Balayant les critiques de l’opposition et de la communauté internationale, Nicolas Maduro a dénoncé une tentative d’imposer un « coup d’État fasciste au Venezuela ». Il a d’ailleurs appelé lundi à une grande mobilisation de ses partisans en réponse aux rassemblements spontanés des opposants.
Du côté de la communauté internationale, neuf pays d’Amérique latine ont aussi appelé à un « réexamen complet » des résultats, supervisé par des observateurs indépendants. Nicolas Maduro a annoncé le retrait du personnel diplomatique dans sept de ces pays et aussi suspendre dès le 31 juillet les vols à destination et en provenance du Panama et de la République dominicaine. Cela en raison des « actions d’ingérence » des gouvernements de ces deux pays, qui ont mis en doute la transparence de la réélection du président Nicolas Maduro, a annoncé le ministère des Transports. En Russie, pays allié du président chaviste, le Kremlin demande à l’opposition de reconnaître sa défaite.

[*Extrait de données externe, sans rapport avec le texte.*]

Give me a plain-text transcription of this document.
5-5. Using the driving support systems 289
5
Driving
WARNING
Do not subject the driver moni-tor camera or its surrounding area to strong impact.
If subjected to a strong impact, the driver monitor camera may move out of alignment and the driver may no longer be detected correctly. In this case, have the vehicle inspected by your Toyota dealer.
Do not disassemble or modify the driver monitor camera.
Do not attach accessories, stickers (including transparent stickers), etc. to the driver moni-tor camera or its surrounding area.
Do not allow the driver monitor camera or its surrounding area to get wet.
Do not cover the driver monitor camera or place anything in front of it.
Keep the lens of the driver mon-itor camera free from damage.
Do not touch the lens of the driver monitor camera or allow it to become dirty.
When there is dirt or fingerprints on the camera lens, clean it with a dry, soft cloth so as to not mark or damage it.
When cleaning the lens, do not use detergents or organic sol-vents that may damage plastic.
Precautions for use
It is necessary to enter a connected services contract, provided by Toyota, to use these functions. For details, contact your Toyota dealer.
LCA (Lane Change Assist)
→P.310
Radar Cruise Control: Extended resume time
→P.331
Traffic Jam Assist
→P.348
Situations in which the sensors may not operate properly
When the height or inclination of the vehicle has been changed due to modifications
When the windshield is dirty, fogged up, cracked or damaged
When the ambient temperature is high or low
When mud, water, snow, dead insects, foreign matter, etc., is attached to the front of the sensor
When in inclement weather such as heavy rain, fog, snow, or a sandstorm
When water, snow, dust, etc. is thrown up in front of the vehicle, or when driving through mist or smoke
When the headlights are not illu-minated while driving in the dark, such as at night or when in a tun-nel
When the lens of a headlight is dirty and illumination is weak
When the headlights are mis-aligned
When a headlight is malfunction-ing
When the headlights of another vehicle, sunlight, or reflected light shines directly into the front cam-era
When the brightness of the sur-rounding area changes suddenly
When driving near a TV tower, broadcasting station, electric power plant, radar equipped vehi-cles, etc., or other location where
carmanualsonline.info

De son côté, l’Organisation des États américains (OEA) a dénoncé mardi « une manipulation aberrante ». « Tout au long du processus électoral, le régime vénézuélien a appliqué son schéma répressif complété par des actions visant à fausser complètement le résultat électoral », a assuré l’organisation dans un communiqué.
Pour les électeurs de Nicolas Maduro, aucun doute que « la stabilité et la paix » ont gagné et sans fraude
Si l’opposition estime cette victoire impossible et réclame à l’unisson avec une large partie de la communauté internationale la vérification des résultats, pour les électeurs de Nicolas Maduro, il ne fait pas de doute que leur candidat a gagné à la loyale.
Dans le camp maduriste, on rappelle volontiers que la figure de l’opposition Maria Corina Machado appelait par le passé à l’intervention militaire étrangère.
L’ex-député chaviste Calixto Ortega rejette dans le même temps les accusations de fraudes imputées au parti présidentiel : « Ceux-là mêmes qui, contre la majorité, réclamaient des sanctions contre le Venezuela, et même une invasion militaire, sont aujourd’hui en train de crier à la fraude. C’était prévisible. Mais le processus électoral vénézuélien est absolument vérifiable. Il y a des audits avant, pendant et après le vote. »
Calixto Ortega concède qu’il faudra quand même entendre les 4,5 millions d’électeurs qui ont donné leur voix à l’opposition.